Scientists say they designed an artificial organism that has the smallest genome ever.
After 20 years, a team of researchers has managed to design a synthetic microbe that has the smallest genome of a free-living organism. The cell, which has just 473 genes, could pave the way to a new generation of customized drugs, fuels, and other industrial products.
Researchers explained that their feat is a world’s first since no one has managed so far to create from scratch an artificial species that has no counterpart in nature. Past attempts to create a new species in a laboratory used genomes copied from other living organisms.
Paul Freemont of the Imperial College London who wasn’t involved in the research said that synthetic biology focuses on building entire genomes from scratch, rather than editing them.
Genome editing is a powerful tool used in various fields including medical research, agriculture, and industry. Currently, about 30,000 professionals practice genome editing’s most potent tool CRISPR.
Researcher Craig Venter and his team, however, have been working on designing an artificial organism since the mid-90s. Back then the team mapped the genetic code of Mycoplasma genitalium, a microbe that had one of the tiniest genome of a self-standing living organism.

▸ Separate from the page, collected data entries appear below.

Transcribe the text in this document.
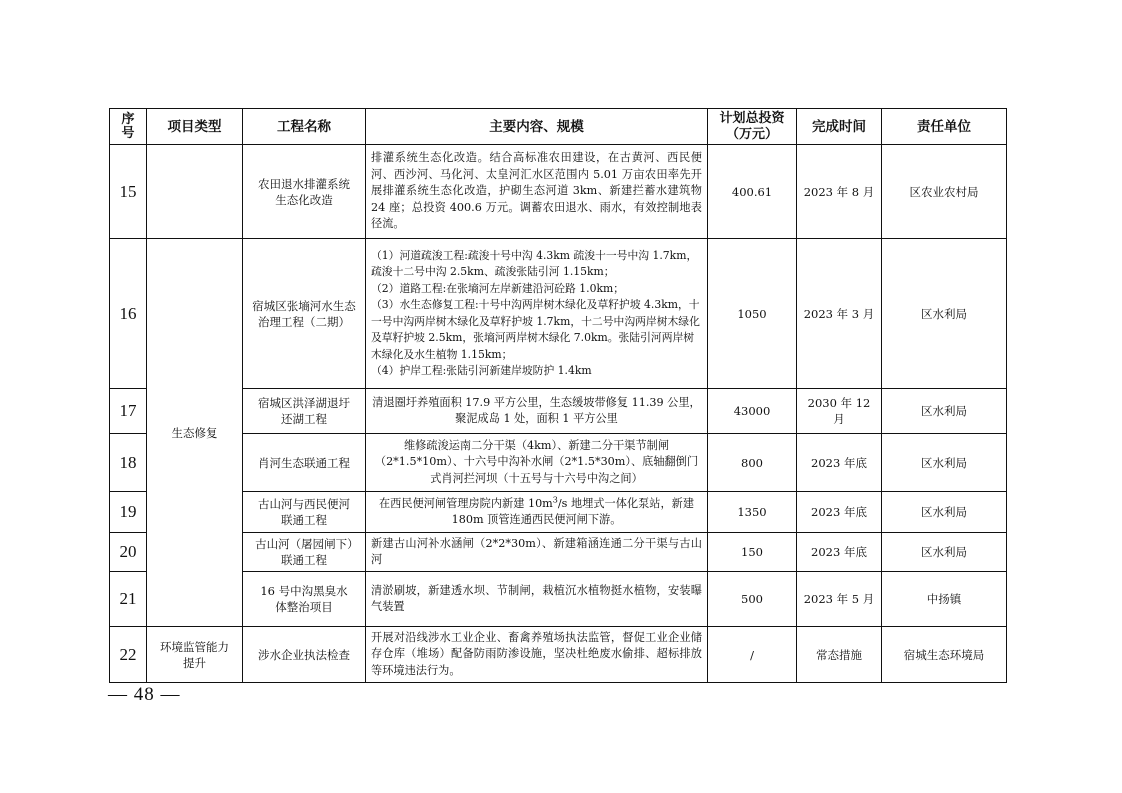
序号	项目类型	工程名称	主要内容、规模	计划总投资（万元）	完成时间	责任单位
15		农田退水排灌系统生态化改造	排灌系统生态化改造。结合高标准农田建设，在古黄河、西民便河、西沙河、马化河、太皇河汇水区范围内 5.01 万亩农田率先开展排灌系统生态化改造，护砌生态河道 3km、新建拦蓄水建筑物 24 座；总投资 400.6 万元。调蓄农田退水、雨水，有效控制地表径流。	400.61	2023 年 8 月	区农业农村局
16	生态修复	宿城区张墒河水生态治理工程（二期）	（1）河道疏浚工程:疏浚十号中沟 4.3km 疏浚十一号中沟 1.7km，疏浚十二号中沟 2.5km、疏浚张陆引河 1.15km；
（2）道路工程:在张墒河左岸新建沿河砼路 1.0km；
（3）水生态修复工程:十号中沟两岸树木绿化及草籽护坡 4.3km，十一号中沟两岸树木绿化及草籽护坡 1.7km，十二号中沟两岸树木绿化及草籽护坡 2.5km，张墒河两岸树木绿化 7.0km。张陆引河两岸树木绿化及水生植物 1.15km；
（4）护岸工程:张陆引河新建岸坡防护 1.4km	1050	2023 年 3 月	区水利局
17		宿城区洪泽湖退圩还湖工程	清退圈圩养殖面积 17.9 平方公里，生态缓坡带修复 11.39 公里，聚泥成岛 1 处，面积 1 平方公里	43000	2030 年 12 月	区水利局
18		肖河生态联通工程	维修疏浚运南二分干渠（4km）、新建二分干渠节制闸（2*1.5*10m）、十六号中沟补水闸（2*1.5*30m）、底轴翻倒门式肖河拦河坝（十五号与十六号中沟之间）	800	2023 年底	区水利局
19		古山河与西民便河联通工程	在西民便河闸管理房院内新建 $10m^3/s$ 地埋式一体化泵站，新建 180m 顶管连通西民便河闸下游。	1350	2023 年底	区水利局
20		古山河（屠园闸下）联通工程	新建古山河补水涵闸（2*2*30m）、新建箱涵连通二分干渠与古山河	150	2023 年底	区水利局
21		16 号中沟黑臭水体整治项目	清淤刷坡，新建透水坝、节制闸，栽植沉水植物挺水植物，安装曝气装置	500	2023 年 5 月	中扬镇
22	环境监管能力提升	涉水企业执法检查	开展对沿线涉水工业企业、畜禽养殖场执法监管，督促工业企业储存仓库（堆场）配备防雨防渗设施，坚决杜绝废水偷排、超标排放等环境违法行为。	/	常态措施	宿城生态环境局
— 48 —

Researchers found that the bacterium could function on 470 genes, but during experiments they switched off the unnecessary genes and found that only 375 were essential for the microorganism to function.
As a follow-up, the research team planned to replicate the experiment and create an artificial organism with just the 375 genes. By 2008, scientists were able to create an exact copy of the microbe’s genetic code by pairing chemically synthesized DNA snippets.
But because M. genitalium took too much time to synthesize, the team switched to Mycoplasma mycoides, whose genome they were able to synthesize and insert into another microorganism that was previously emptied of its own genetic code.
As a result, the team designed a group of synthetic cells dubbed JCVI-syn1.0 which were touted as a promising beginning of synthetic life. In the meantime, the White House called for a bioethics review of the research, while the Vatican challenged the team’s claims that they ‘created’ life. In fact, the group ‘created’ a genome by looking at an existing plan rather than building it from scratch.
But Venter’s team moved further. This year they designed an artificial species with the smallest genome ever: the JCVI-syn3.0 by removing the non-essential genes of M. mycoides via countless trial and error attempts and reducing its genome to 473 genes.